Ooid shoals are present (1) in the high-energy zones of carbonate ramps, (2) across broad shelves, and (3) along rimmed carbonate shelf edges. Shoals generally form as depositional strike-oriented or dip-oriented sand bodies in these settings. Marine sand belts, locally present along the shelf edge of the Great Bahama and Little Bahama Banks, are depositional strike-oriented sand shoals made of flood ramps, shields, and channels that terminate in spillover lobes. Their geometry results from an interplay between storm-generated and tide-generated currents with the sea floor.

Mississippian oolitic limestones (St. Louis Limestone B-zone), whose geometries resemble modern Bahamian ooid shoals, produce oil and are current exploration targets in southwestern Kansas (Hugoton embayment). Thus, a sedimentological and stratigraphic study of a producing field (Damme field, Finney County, Kansas) and a comparison to modern ooid sand bodies were justified.

The St. Louis Limestone is overlain by the Ste. Genevieve Limestone (nonproductive) in Damme field. Both formations consist of five lithofacies: (1) skeletal wackestones in an open marine shelf, (2) porous, skeletal, ooid grainstone in a marine sand belt, (3) sandy, peloid-ooid, skeletal grainstone in a mobile grain shoal, (4) quartzarenite in a tidal inlet, and (5) fenestral lime mudstone in an intertidal mud flat. Porous grainstones of lithofacies 2 form an elongate (northwest-southeast), lenticular body 10 mi (16 km) long, 2 mi (3.2 km) wide, and up to 18 ft (5.5 m) thick. Its shape and geometry are nearly the same as the marine sand belts of the Bahamas.

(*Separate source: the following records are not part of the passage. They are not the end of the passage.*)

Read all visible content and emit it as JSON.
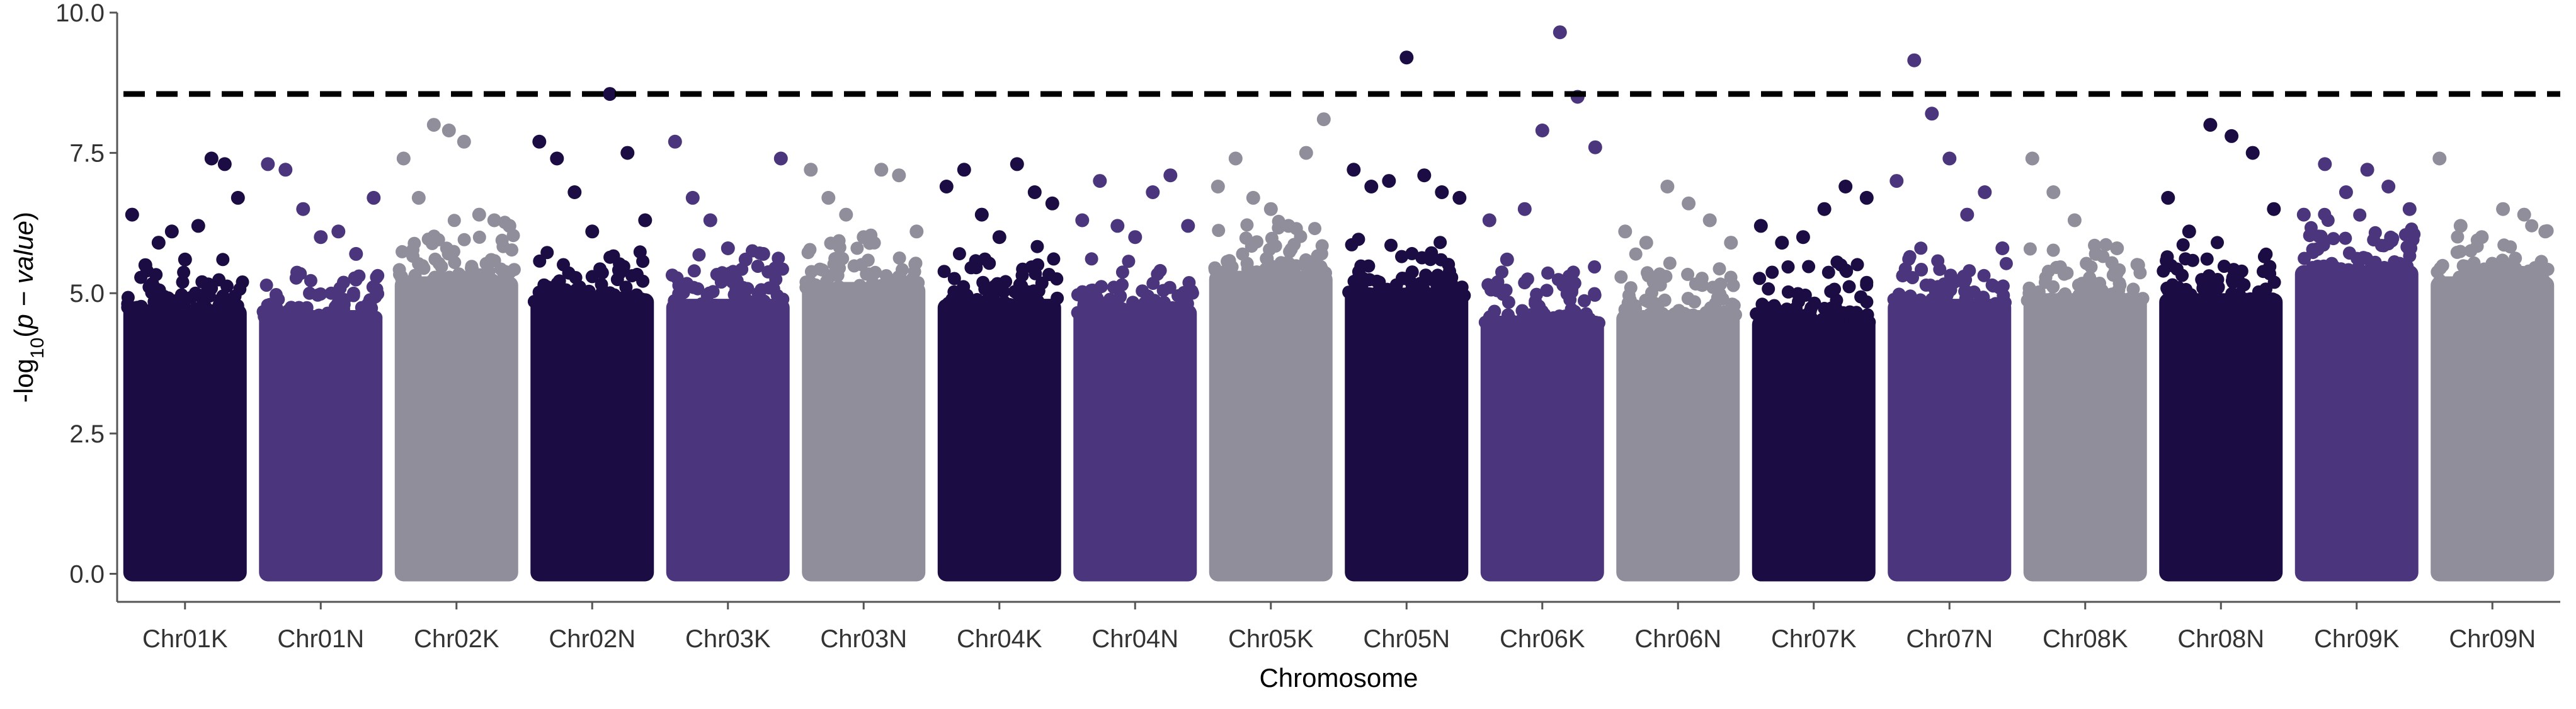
{
  "chart_data": {
    "type": "scatter",
    "subtype": "manhattan",
    "xlabel": "Chromosome",
    "ylabel": "-log10(p − value)",
    "ylabel_parts": {
      "prefix": "-log",
      "subscript": "10",
      "open": "(",
      "italic": "p − value",
      "close": ")"
    },
    "ylim": [
      -0.5,
      10.0
    ],
    "yticks": [
      "0.0",
      "2.5",
      "5.0",
      "7.5",
      "10.0"
    ],
    "threshold": 8.55,
    "grid": false,
    "legend": "none",
    "colors": [
      "#1b0c43",
      "#4b367e",
      "#918e9c"
    ],
    "categories": [
      "Chr01K",
      "Chr01N",
      "Chr02K",
      "Chr02N",
      "Chr03K",
      "Chr03N",
      "Chr04K",
      "Chr04N",
      "Chr05K",
      "Chr05N",
      "Chr06K",
      "Chr06N",
      "Chr07K",
      "Chr07N",
      "Chr08K",
      "Chr08N",
      "Chr09K",
      "Chr09N"
    ],
    "series": [
      {
        "chromosome": "Chr01K",
        "bulk_top": 4.8,
        "peaks": [
          6.4,
          5.5,
          5.9,
          6.1,
          5.6,
          6.2,
          7.4,
          7.3,
          6.7
        ]
      },
      {
        "chromosome": "Chr01N",
        "bulk_top": 4.7,
        "peaks": [
          7.3,
          7.2,
          6.5,
          6.0,
          6.1,
          5.7,
          6.7
        ]
      },
      {
        "chromosome": "Chr02K",
        "bulk_top": 5.3,
        "peaks": [
          7.4,
          6.7,
          8.0,
          7.9,
          7.7,
          6.4,
          6.3,
          6.2
        ]
      },
      {
        "chromosome": "Chr02N",
        "bulk_top": 5.0,
        "peaks": [
          7.7,
          7.4,
          6.8,
          6.1,
          8.55,
          7.5,
          6.3
        ]
      },
      {
        "chromosome": "Chr03K",
        "bulk_top": 4.9,
        "peaks": [
          7.7,
          6.7,
          6.3,
          5.8,
          5.6,
          5.7,
          7.4
        ]
      },
      {
        "chromosome": "Chr03N",
        "bulk_top": 5.2,
        "peaks": [
          7.2,
          6.7,
          6.4,
          6.0,
          7.2,
          7.1,
          6.1
        ]
      },
      {
        "chromosome": "Chr04K",
        "bulk_top": 4.9,
        "peaks": [
          6.9,
          7.2,
          6.4,
          6.0,
          7.3,
          6.8,
          6.6
        ]
      },
      {
        "chromosome": "Chr04N",
        "bulk_top": 4.8,
        "peaks": [
          6.3,
          7.0,
          6.2,
          6.0,
          6.8,
          7.1,
          6.2
        ]
      },
      {
        "chromosome": "Chr05K",
        "bulk_top": 5.4,
        "peaks": [
          6.9,
          7.4,
          6.7,
          6.5,
          6.2,
          7.5,
          8.1
        ]
      },
      {
        "chromosome": "Chr05N",
        "bulk_top": 5.1,
        "peaks": [
          7.2,
          6.9,
          7.0,
          9.2,
          7.1,
          6.8,
          6.7
        ]
      },
      {
        "chromosome": "Chr06K",
        "bulk_top": 4.6,
        "peaks": [
          6.3,
          5.6,
          6.5,
          7.9,
          9.65,
          8.5,
          7.6
        ]
      },
      {
        "chromosome": "Chr06N",
        "bulk_top": 4.7,
        "peaks": [
          6.1,
          5.9,
          6.9,
          6.6,
          6.3,
          5.9
        ]
      },
      {
        "chromosome": "Chr07K",
        "bulk_top": 4.6,
        "peaks": [
          6.2,
          5.9,
          6.0,
          6.5,
          6.9,
          6.7
        ]
      },
      {
        "chromosome": "Chr07N",
        "bulk_top": 4.9,
        "peaks": [
          7.0,
          9.15,
          8.2,
          7.4,
          6.4,
          6.8,
          5.8
        ]
      },
      {
        "chromosome": "Chr08K",
        "bulk_top": 5.0,
        "peaks": [
          7.4,
          6.8,
          6.3,
          5.7,
          5.8,
          5.5
        ]
      },
      {
        "chromosome": "Chr08N",
        "bulk_top": 5.0,
        "peaks": [
          6.7,
          6.1,
          8.0,
          7.8,
          7.5,
          6.5
        ]
      },
      {
        "chromosome": "Chr09K",
        "bulk_top": 5.5,
        "peaks": [
          6.4,
          7.3,
          6.8,
          7.2,
          6.9,
          6.5
        ]
      },
      {
        "chromosome": "Chr09N",
        "bulk_top": 5.3,
        "peaks": [
          7.4,
          6.2,
          6.0,
          6.5,
          6.4,
          6.1
        ]
      }
    ]
  }
}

Lithofacies arrangements indicate two styles of shallowing-upward depositional cycles; the lower St. Louis cycle was deposited during a relative sea level rise, and the overlying Ste. Genevieve cycles were deposited after a relative drop of sea level, an event signalled by the influx of siliciclastic sediments into the carbonate shelf from the Central Kansas uplift and/or Transcontinental arch.